Danke dem Autor für die replizierenden Ausführungen. Wahre Worte!
Ich möchte noch ergänzen: Die von Höbelt gewählte Überschrift lautet: „Wozu noch FPÖ wählen?“. Tatsächlich beschränkt sich der Text in diesem Zusammenhang aber ausschließlich auf eine wenig geistreiche und geschmacklose herabwürdigende Verunglimpfung von Kickl, während die im Titel genannte FPÖ im Kontext wenig Kritik erfährt. Thema verfehlt? Und ja, Höbelt hält sich mit diesen Zeilen einen Spiegel vor (@ Alois Eschenberger). Neben den vom Autor der Replik aufgezeigten Verstößen gegen die Denkgesetze der Logik empfinde auch es im Übrigen vermessen, dass sich Höbelt am Ende seines Artikels noch als „in mehreren Positionen beratend für die FPÖ tätig“ gewesen zu sein, berühmt.

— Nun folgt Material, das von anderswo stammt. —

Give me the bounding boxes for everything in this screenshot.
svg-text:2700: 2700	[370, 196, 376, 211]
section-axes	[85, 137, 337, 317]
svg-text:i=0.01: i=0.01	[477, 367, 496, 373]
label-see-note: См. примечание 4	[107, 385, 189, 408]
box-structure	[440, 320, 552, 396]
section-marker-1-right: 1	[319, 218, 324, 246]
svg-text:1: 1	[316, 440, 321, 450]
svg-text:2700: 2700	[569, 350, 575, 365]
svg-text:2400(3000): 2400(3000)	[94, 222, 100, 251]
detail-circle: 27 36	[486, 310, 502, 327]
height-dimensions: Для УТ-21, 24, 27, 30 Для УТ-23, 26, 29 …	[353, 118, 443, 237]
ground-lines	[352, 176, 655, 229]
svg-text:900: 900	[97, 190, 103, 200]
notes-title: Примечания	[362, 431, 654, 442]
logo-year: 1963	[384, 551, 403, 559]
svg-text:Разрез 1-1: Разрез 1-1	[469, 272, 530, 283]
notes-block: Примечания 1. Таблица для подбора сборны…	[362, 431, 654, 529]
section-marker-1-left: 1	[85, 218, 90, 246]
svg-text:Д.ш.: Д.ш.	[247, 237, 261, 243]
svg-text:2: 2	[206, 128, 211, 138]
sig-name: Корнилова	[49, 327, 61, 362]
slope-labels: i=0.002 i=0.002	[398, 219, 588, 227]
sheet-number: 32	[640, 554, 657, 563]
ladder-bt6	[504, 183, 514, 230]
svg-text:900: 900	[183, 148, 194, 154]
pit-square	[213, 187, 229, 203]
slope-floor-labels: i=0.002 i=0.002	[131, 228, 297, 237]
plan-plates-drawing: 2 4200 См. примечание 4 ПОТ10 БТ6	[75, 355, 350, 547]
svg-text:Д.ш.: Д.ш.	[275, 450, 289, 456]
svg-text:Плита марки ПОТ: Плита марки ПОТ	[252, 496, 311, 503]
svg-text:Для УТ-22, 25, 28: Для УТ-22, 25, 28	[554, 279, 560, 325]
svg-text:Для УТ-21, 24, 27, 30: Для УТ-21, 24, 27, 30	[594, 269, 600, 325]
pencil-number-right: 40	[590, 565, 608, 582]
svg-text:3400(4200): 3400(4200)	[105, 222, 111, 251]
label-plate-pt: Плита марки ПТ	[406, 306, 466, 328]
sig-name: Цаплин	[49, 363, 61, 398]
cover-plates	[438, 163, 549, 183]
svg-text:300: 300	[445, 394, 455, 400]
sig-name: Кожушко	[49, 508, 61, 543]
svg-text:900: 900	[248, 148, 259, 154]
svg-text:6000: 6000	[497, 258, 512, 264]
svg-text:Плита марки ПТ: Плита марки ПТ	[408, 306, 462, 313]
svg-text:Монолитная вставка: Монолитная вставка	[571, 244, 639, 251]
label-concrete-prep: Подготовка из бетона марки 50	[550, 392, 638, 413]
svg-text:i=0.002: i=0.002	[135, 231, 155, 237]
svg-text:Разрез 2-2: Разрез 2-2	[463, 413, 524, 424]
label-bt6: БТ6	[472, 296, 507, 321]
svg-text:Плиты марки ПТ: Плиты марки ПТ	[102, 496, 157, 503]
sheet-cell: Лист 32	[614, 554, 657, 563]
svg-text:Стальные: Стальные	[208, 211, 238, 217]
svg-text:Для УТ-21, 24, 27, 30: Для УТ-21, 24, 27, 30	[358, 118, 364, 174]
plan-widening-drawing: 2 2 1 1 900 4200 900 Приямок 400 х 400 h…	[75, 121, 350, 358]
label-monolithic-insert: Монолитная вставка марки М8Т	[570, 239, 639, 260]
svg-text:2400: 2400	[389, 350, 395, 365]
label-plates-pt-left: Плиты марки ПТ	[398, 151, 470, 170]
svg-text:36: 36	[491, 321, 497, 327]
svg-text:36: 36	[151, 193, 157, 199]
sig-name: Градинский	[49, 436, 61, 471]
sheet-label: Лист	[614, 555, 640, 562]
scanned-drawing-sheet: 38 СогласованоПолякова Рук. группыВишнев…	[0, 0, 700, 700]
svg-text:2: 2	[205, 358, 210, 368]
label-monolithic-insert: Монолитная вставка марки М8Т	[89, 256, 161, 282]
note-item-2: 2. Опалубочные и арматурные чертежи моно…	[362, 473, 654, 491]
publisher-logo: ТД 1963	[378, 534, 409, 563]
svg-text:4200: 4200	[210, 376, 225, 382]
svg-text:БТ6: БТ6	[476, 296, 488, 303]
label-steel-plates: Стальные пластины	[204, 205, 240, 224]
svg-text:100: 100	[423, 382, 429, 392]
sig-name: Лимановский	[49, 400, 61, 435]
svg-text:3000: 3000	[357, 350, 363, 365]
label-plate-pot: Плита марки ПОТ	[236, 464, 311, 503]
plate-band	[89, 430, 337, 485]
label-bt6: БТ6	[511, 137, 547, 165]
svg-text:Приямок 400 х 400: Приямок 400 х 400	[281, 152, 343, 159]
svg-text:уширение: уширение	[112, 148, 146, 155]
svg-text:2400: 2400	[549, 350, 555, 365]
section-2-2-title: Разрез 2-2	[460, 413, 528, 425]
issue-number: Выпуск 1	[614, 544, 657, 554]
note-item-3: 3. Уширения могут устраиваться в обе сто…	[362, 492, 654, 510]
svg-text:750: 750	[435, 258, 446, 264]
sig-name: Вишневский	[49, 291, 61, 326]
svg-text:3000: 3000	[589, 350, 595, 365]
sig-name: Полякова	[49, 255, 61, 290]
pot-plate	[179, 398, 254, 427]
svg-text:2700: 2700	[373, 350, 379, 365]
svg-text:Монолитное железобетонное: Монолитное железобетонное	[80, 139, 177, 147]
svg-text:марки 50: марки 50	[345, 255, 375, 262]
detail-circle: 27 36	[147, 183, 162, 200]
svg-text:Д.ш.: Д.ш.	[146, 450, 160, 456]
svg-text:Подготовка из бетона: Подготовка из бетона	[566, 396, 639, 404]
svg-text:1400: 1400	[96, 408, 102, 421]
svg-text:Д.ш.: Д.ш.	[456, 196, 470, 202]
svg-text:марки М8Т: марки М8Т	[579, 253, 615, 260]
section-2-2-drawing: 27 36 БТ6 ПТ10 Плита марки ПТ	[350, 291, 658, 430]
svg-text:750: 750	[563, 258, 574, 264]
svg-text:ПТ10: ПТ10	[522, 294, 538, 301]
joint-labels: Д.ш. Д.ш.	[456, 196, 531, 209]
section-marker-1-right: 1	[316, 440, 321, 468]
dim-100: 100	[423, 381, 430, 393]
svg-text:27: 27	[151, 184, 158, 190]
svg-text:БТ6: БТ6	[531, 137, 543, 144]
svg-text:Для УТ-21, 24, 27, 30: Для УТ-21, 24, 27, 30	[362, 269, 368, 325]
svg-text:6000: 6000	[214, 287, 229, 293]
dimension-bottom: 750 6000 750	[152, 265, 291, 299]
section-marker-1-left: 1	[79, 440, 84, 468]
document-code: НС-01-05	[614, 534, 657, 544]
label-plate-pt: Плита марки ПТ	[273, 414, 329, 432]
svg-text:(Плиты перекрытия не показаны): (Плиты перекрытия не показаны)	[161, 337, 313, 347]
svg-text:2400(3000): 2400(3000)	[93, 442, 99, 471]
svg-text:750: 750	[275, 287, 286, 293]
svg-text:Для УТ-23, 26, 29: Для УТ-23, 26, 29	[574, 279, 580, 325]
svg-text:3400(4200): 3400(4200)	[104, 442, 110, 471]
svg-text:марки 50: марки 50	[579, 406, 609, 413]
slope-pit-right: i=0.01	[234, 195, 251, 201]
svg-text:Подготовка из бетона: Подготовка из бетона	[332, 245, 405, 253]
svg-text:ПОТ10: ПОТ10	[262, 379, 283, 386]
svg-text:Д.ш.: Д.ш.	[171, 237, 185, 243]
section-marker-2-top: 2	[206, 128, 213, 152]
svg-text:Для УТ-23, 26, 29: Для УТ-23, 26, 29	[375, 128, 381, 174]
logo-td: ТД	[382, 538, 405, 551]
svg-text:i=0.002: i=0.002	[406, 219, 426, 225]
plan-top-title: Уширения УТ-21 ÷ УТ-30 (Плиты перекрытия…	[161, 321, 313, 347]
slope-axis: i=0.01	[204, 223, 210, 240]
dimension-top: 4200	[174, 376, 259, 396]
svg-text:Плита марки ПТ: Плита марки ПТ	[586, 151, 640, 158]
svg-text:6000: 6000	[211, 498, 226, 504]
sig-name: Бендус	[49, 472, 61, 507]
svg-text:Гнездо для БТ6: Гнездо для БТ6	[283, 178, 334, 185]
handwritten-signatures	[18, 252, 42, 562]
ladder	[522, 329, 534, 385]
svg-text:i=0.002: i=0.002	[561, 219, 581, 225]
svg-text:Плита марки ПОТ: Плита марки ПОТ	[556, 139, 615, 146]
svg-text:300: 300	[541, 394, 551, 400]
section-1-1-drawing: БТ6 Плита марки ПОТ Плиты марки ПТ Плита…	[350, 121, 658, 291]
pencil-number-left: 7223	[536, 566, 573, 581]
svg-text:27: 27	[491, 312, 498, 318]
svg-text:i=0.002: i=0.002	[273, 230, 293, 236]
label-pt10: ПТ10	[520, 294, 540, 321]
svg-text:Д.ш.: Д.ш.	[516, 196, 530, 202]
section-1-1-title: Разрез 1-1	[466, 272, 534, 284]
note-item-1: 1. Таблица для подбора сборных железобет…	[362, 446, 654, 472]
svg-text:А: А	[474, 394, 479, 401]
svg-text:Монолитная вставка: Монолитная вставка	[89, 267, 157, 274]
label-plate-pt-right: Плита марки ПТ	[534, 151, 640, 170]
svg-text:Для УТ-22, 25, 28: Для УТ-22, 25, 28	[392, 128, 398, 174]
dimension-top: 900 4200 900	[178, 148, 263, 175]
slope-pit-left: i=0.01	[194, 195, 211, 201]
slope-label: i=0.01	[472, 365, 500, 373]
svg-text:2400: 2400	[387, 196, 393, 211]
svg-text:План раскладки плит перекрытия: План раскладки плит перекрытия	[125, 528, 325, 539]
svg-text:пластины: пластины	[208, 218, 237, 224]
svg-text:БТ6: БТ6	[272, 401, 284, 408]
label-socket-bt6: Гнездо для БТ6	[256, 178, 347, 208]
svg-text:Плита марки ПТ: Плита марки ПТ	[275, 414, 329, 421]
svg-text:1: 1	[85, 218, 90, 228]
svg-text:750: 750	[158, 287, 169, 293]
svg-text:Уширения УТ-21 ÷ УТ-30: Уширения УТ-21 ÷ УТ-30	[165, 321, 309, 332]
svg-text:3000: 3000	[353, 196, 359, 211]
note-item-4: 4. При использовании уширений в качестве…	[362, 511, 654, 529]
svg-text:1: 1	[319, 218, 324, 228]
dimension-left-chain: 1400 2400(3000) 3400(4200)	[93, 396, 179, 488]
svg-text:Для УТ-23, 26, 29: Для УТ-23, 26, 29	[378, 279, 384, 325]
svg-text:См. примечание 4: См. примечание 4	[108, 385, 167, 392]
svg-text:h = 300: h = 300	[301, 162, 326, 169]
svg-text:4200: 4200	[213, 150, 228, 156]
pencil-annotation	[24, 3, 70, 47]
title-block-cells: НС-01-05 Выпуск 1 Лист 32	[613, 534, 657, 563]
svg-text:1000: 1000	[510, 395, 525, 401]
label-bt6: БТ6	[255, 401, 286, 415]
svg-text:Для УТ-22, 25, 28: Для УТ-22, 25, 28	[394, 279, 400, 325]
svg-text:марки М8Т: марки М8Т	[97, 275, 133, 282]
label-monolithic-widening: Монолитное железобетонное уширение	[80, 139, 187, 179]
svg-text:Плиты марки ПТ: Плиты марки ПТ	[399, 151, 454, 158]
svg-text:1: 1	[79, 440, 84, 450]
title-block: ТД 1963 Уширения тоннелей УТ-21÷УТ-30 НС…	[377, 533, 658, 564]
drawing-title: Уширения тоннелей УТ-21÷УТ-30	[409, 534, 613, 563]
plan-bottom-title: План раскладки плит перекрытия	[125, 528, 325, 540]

"Alberich von Radenthein" - treffender hätte man es wohl nicht auf den Punkt bringen können.
Lothar Höbelt hat sich mit seinen geifernden Ausfällen einen Spiegel vorgehalten. Er sollte sich schämen.
Eigenständige, neutralitätsbezogene Außenpolitik findet in Österreich seit dem EU-Beitritt ohnehin nicht mehr statt. Dies gilt auch für die allermeisten Mitgliedsstaaten. Auf dem Papier existiert zwar eine sog. "Gemeinsame Außen- und Sicherheitspolitik", firmiert unter "GASP", doch kann kaum jemand damit etwas anfangen. Die EU betreibt keine Außenpolitik, sie biedert sich an, wenn ihr linke Regierungen gegenüber stehen, sie verurteilt, sanktioniert, droht wie ein Papiertiger, maßregelt und mischt sich ein. Mehr ist da nicht. Sie merkt auch nicht, dass sie weltweit kaum ernst und für voll genommen wird. "Whom I can call to speak with Europe? Please give me the number!" Sagte Henry Kissinger bereits vor vielen Jahren.